4. The longevity of the religion has nothing to do with the problems of the Kuzari proof.

> Atheism produces immorality and degeneracy…

This is at best a pragmatic reason to be religious. Which is kind of silly. Even assuming that atheism begets amorality and violent deaths, the argument is, “Pretend to believe in God so that we don’t kill each other.” Why not just not kill each other?

Anyway, the argument is fallacious. While it is true that the communists were atheists, they killed people because of communism, not because of atheism. The Nazis, who I assume you are referring to by “the bloodiest war in history was initiated by an atheist regime” were mostly Christians.

G*3 said...

> this assumes that the Oral Law was invented later. Most frum Jews reject this assumptions.

Which still doesn’t explain why Torah Shebiksav would say one thing if, according to Torah Shel Baal Peh, it means something completely different.

> new laws are generally based on old ones as the system evolves in response to new and changing circumstances. This evolution is also predicted in the Torah.

From your mouth to chareidi ears! There are plenty of people who claim that the avos practiced Judaism exactly as we do today, including all of the layers of rabbinic laws and commentary.

> but if you read the simple literal meaning of the text it often doesn't make sense without the Oral Law

Which explains why the Oral Law was invented, but is not a proof that the Oral Law is the genuine interpretation.

> the flying spaghetti monster is in the same class as the "God can't create a rock He can't lift argument". Whether or not such a monster exists is irrelevant to the nature, origins and ongoing existence of the universe.

Its obvious you haven’t partaken of His Noodly Goodness. The Flying Spaghetti Monster created the world so that we could enjoy His pasta, and constantly renews the world so that we may continue to do so. It is His will that we humans enjoy meatballs with spaghetti, and occasionally with elbow macaroni when we run out of spaghetti. How dare you blasphemy against the FSM by saying his existence is “irrelevant to the nature, origins and ongoing existence of the universe!” I hope that you come to find comfort in his Spaghetti. Ramen.

> Evolution as a rock-hard fact is hold only by the vast majority of scientists when you eliminate or ignore those scientists who disagree.

You answer this yourself a sentence later when you wrote, “at present it is the best explanation from a scientific perspective as to how things appeared.” That it is not perfect would be a problem if it were a religious claim, but it is not. Science doesn’t claim to have perfect explanations, only ones that are good enough to explain observed phenomena.

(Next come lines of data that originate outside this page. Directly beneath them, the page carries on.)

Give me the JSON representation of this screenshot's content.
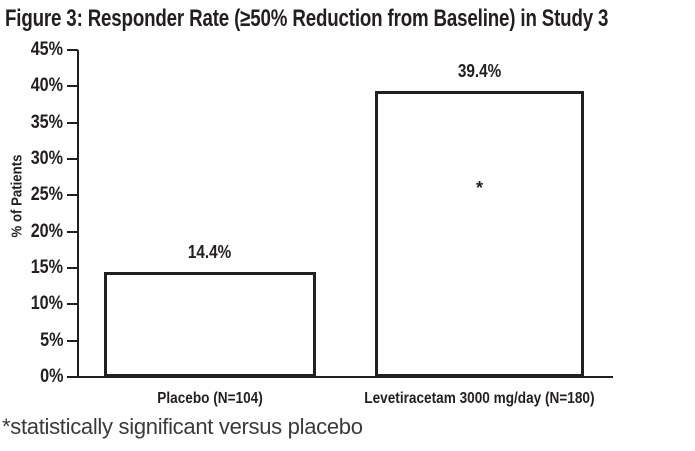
{
  "chart_data": {
    "type": "bar",
    "title": "Figure 3: Responder Rate (≥50% Reduction from Baseline) in Study 3",
    "xlabel": "",
    "ylabel": "% of Patients",
    "ylim": [
      0,
      45
    ],
    "ytick_step": 5,
    "ytick_labels": [
      "0%",
      "5%",
      "10%",
      "15%",
      "20%",
      "25%",
      "30%",
      "35%",
      "40%",
      "45%"
    ],
    "categories": [
      "Placebo (N=104)",
      "Levetiracetam 3000 mg/day (N=180)"
    ],
    "values": [
      14.4,
      39.4
    ],
    "value_labels": [
      "14.4%",
      "39.4%"
    ],
    "grid": false,
    "legend": false,
    "bar_fill": "#ffffff",
    "bar_border": "#231f20",
    "annotations": [
      {
        "text": "*",
        "bar_index": 1,
        "y_percent": 26
      }
    ],
    "footnote": "*statistically significant versus placebo"
  }
}
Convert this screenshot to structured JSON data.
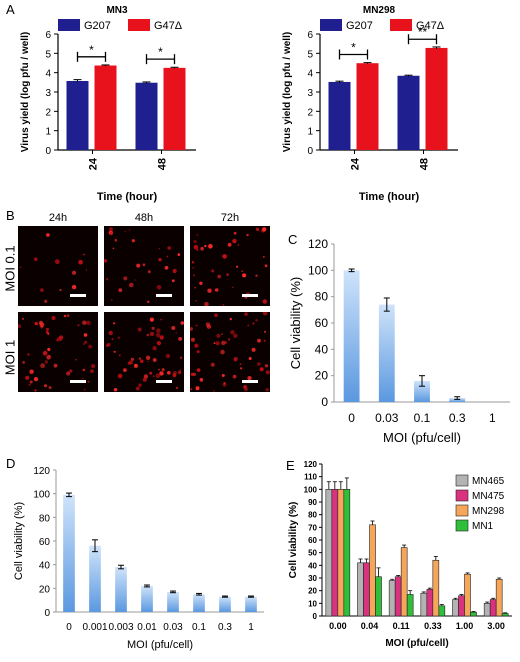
{
  "panel_labels": [
    "A",
    "B",
    "C",
    "D",
    "E"
  ],
  "microscopy": {
    "columns": [
      "24h",
      "48h",
      "72h"
    ],
    "rows": [
      "MOI 0.1",
      "MOI 1"
    ]
  },
  "chart_data": [
    {
      "id": "A1",
      "type": "bar",
      "title": "MN3",
      "xlabel": "Time (hour)",
      "ylabel": "Virus yield (log pfu / well)",
      "categories": [
        "24",
        "48"
      ],
      "ylim": [
        0,
        6
      ],
      "yticks": [
        0,
        1,
        2,
        3,
        4,
        5,
        6
      ],
      "series": [
        {
          "name": "G207",
          "color": "#1f1f8f",
          "values": [
            3.57,
            3.48
          ],
          "errors": [
            0.07,
            0.04
          ]
        },
        {
          "name": "G47Δ",
          "color": "#e8121c",
          "values": [
            4.37,
            4.25
          ],
          "errors": [
            0.03,
            0.03
          ]
        }
      ],
      "annotations": [
        "*",
        "*"
      ],
      "legend": "top"
    },
    {
      "id": "A2",
      "type": "bar",
      "title": "MN298",
      "xlabel": "Time (hour)",
      "ylabel": "Virus yield (log pfu / well)",
      "categories": [
        "24",
        "48"
      ],
      "ylim": [
        0,
        6
      ],
      "yticks": [
        0,
        1,
        2,
        3,
        4,
        5,
        6
      ],
      "series": [
        {
          "name": "G207",
          "color": "#1f1f8f",
          "values": [
            3.52,
            3.84
          ],
          "errors": [
            0.04,
            0.03
          ]
        },
        {
          "name": "G47Δ",
          "color": "#e8121c",
          "values": [
            4.49,
            5.28
          ],
          "errors": [
            0.03,
            0.05
          ]
        }
      ],
      "annotations": [
        "*",
        "**"
      ],
      "legend": "top"
    },
    {
      "id": "C",
      "type": "bar",
      "xlabel": "MOI (pfu/cell)",
      "ylabel": "Cell viability (%)",
      "categories": [
        "0",
        "0.03",
        "0.1",
        "0.3",
        "1"
      ],
      "ylim": [
        0,
        120
      ],
      "yticks": [
        0,
        20,
        40,
        60,
        80,
        100,
        120
      ],
      "values": [
        100,
        74,
        16,
        3,
        0
      ],
      "errors": [
        1,
        5,
        4,
        1,
        0
      ],
      "color": "#7fb3ea"
    },
    {
      "id": "D",
      "type": "bar",
      "xlabel": "MOI (pfu/cell)",
      "ylabel": "Cell viability (%)",
      "categories": [
        "0",
        "0.001",
        "0.003",
        "0.01",
        "0.03",
        "0.1",
        "0.3",
        "1"
      ],
      "ylim": [
        0,
        120
      ],
      "yticks": [
        0,
        20,
        40,
        60,
        80,
        100,
        120
      ],
      "values": [
        99,
        56,
        38,
        22,
        17,
        15,
        13,
        13
      ],
      "errors": [
        1.5,
        5,
        1.5,
        0.8,
        0.7,
        0.7,
        0.5,
        0.5
      ],
      "color": "#7fb3ea"
    },
    {
      "id": "E",
      "type": "bar",
      "xlabel": "MOI (pfu/cell)",
      "ylabel": "Cell viability (%)",
      "categories": [
        "0.00",
        "0.04",
        "0.11",
        "0.33",
        "1.00",
        "3.00"
      ],
      "ylim": [
        0,
        120
      ],
      "yticks": [
        0,
        10,
        20,
        30,
        40,
        50,
        60,
        70,
        80,
        90,
        100,
        110,
        120
      ],
      "series": [
        {
          "name": "MN465",
          "color": "#b3b3b3",
          "values": [
            100,
            42,
            28,
            18,
            13,
            10
          ],
          "errors": [
            6,
            3,
            1,
            1,
            1,
            1
          ]
        },
        {
          "name": "MN475",
          "color": "#d9337f",
          "values": [
            100,
            42,
            31,
            21,
            16,
            13
          ],
          "errors": [
            6,
            3,
            1,
            1,
            1,
            1
          ]
        },
        {
          "name": "MN298",
          "color": "#f5a65b",
          "values": [
            100,
            72,
            54,
            44,
            33,
            29
          ],
          "errors": [
            6,
            3,
            2,
            3,
            1,
            1
          ]
        },
        {
          "name": "MN1",
          "color": "#2fbf3a",
          "values": [
            100,
            31,
            17,
            8,
            3,
            2
          ],
          "errors": [
            9,
            7,
            3,
            1,
            0.5,
            0.5
          ]
        }
      ],
      "legend": "top-right"
    }
  ]
}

Also, the whole religion/evolution debate is an example of a false dichotomy. Even if evolution was proven to be a huge mistake, that isn’t a point in favor of religion. It would just mean that evolution is wrong.

DrJ said...

One additional point:

The erroneous "factual observations" in the Talmud are used for determining laws. For example, if the malacha of shchita was actually adjudicated by Moshe at Sinai, you would have thought that god would have mentioned to him that fleas don't spontaneously generate from dust or that worms don't spontaneously form in fruit. Or various other errors about female anatomy and physiology that determined the laws fo niddah.

The Rabbis in the talmud, although perhaps being clever, had NO magical divine spirit, and had no better insight into history than anybody else. But for various sociological reasons their view became the dominant one as being the authentic carriers of the Hebrew religion.

As G3 said, the survival of the ideas says nothing about their truth. In the history of man many ideas and peoples survived, and many disappeared. Thats how history works.